Спасибо тебе за письмо с протекцией. Клиника конечно национализирована, но не закрыта. Я – главврач. Весь город – мой пациент.
Печки-буржуйки стали сосредоточием жизни. Вокруг ни происходит вся жизнь. Склизкие селедки, разделанные на серых революционных газетах. Тексты по большей части – вариант агрессивного неструктурированного бреда, говорю тебе как психиатр. «Социалистическое отечество в опасности!» Глаголы «задавить» «удушить» «расстрелять» – ведущие почти в любом материале. Причем в равной пропорции «задавят» «удушат» «расстреляют» они «нас» или «мы» их. «Они» множатся и видоизменяются едва ли не ежедневно. Плывет в глазах. От голода? От подступающего бреда? Одновременно: парад на Дворцовой площади и митинги в каждом районе. Петроградские рабочие приветствуют создание Коммунистического Интернационала…
На пайки выдают поистине невероятные вещи. Недавно прорвался эшелон из Белоруссии, выдали 38 (тридцать восемь) килограмм антоновских яблок. До этого были пятнадцать килограммов изюма из Ташкента. И – селедки, селедки, селедки… Ненавижу их!
Боюсь писать. Но надо. Аркадий Арабажин, вы в первую очередь врач, дававший клятву Гиппократа. Вы должны приехать. Немедленно. Вооружившись всеми мандатами, которые сможете достать. Помимо тех эпидемий (тифы всякие, холера, дизентерия, дифтерия), которые имеются в Петрограде (в Москве, должно быть, тоже), есть еще одна угроза, страшнее уже некуда. Подробности при личной встрече. Промедление смерти подобно.
Жду.
Навсегда твой Адам Кауфман, врач.
* * *
Комната с кроватью, столом и шкафом была по-прежнему холодной, но уже не казалась нежилой. В ней появились бархатные занавески – теперь любой, пробегающий по кремлевской брусчатке за каким-нибудь делом, уже не мог невозбранно заглянуть в полуподвальное окошко. На полу – полосатые деревенские дорожки (добыты на Сухаревке в обмен на лайковые перчатки, которые теперь уж едва ли пригодятся). А главное, в углу – настоящий туалетный столик с овальным зеркалом.
– Надя, я уезжаю в Петроград.
Женщина сидела перед зеркалом и расчесывала отросшие волосы. За последние месяцы ее гардероб и прическа сильно изменились. Несмотря на голод и холод прошедшей военной зимы она отчетливо похорошела и это было видно любому. В минувшую среду получила по ордеру новую кофту и сейчас гадала: заметит или не заметит?

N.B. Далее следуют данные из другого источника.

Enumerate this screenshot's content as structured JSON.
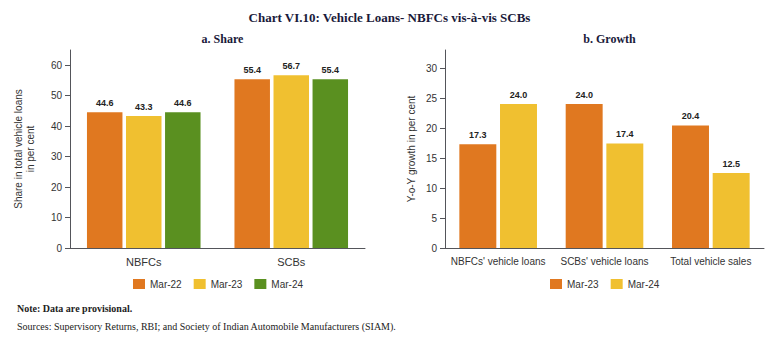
{
  "title": "Chart VI.10: Vehicle Loans- NBFCs vis-à-vis SCBs",
  "annotations": [
    "Note: Data are provisional.",
    "Sources: Supervisory Returns, RBI; and Society of Indian Automobile Manufacturers (SIAM)."
  ],
  "chart_data": [
    {
      "type": "bar",
      "title": "a. Share",
      "categories": [
        "NBFCs",
        "SCBs"
      ],
      "series": [
        {
          "name": "Mar-22",
          "color": "#e07820",
          "values": [
            44.6,
            55.4
          ]
        },
        {
          "name": "Mar-23",
          "color": "#f0c030",
          "values": [
            43.3,
            56.7
          ]
        },
        {
          "name": "Mar-24",
          "color": "#5a9020",
          "values": [
            44.6,
            55.4
          ]
        }
      ],
      "ylabel": "Share in total vehicle loans\nin per cent",
      "ylim": [
        0,
        65
      ],
      "yticks": [
        0,
        10,
        20,
        30,
        40,
        50,
        60
      ],
      "grid": false,
      "legend": "bottom",
      "data_labels": true
    },
    {
      "type": "bar",
      "title": "b. Growth",
      "categories": [
        "NBFCs' vehicle loans",
        "SCBs' vehicle loans",
        "Total vehicle sales"
      ],
      "series": [
        {
          "name": "Mar-23",
          "color": "#e07820",
          "values": [
            17.3,
            24.0,
            20.4
          ],
          "value_labels": [
            "17.3",
            "24.0",
            "20.4"
          ]
        },
        {
          "name": "Mar-24",
          "color": "#f0c030",
          "values": [
            24.0,
            17.4,
            12.5
          ],
          "value_labels": [
            "24.0",
            "17.4",
            "12.5"
          ]
        }
      ],
      "ylabel": "Y-o-Y growth in per cent",
      "ylim": [
        0,
        33
      ],
      "yticks": [
        0,
        5,
        10,
        15,
        20,
        25,
        30
      ],
      "grid": false,
      "legend": "bottom",
      "data_labels": true
    }
  ]
}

– Надолго? Тебя посылают в командировку от Совнаркома? Предложили о чем-то написать? Твоя последняя статья о рабочих инициативах имела неожиданный успех и отклик. Еще писателем станешь… – женщина, не оборачиваясь, ласково улыбнулась мужчине в зеркале. – Рабочие Трехгорной мануфактуры подхватили почин… Так когда ты вернешься?
– Не знаю. Возможно, я уезжаю в Петроград насовсем. Я хочу вернуться к работе врача. Адам Кауфман, мой старый друг, зовет меня. Я уже получил направление в комиссариате…
– Что? – женщина резко обернулась, взглянула растерянно-близоруко. – Как же это… Твоя работа в санитарно-гигиенической комиссии… Ты мог бы возглавить…
– Выпуск плакатов «Либо революция победит вошь, либо вошь победит революцию!»? – усмехнулся Январев. – Это неплохо. Но мое главное дело – лечить людей. Недавно один человек на разрушенном заводе напомнил мне об этом.
– А как же я? – тихо спросила Надя. – Ты со мной не только не посоветовался, даже не счел нужным сказать…
– Ну, я же говорю, вот… Ты, конечно, сможешь приехать ко мне… Если захочешь и если позволит твоя работа… А сейчас, прости, мне надо идти, получить пропуск и ордер можно только до двух часов…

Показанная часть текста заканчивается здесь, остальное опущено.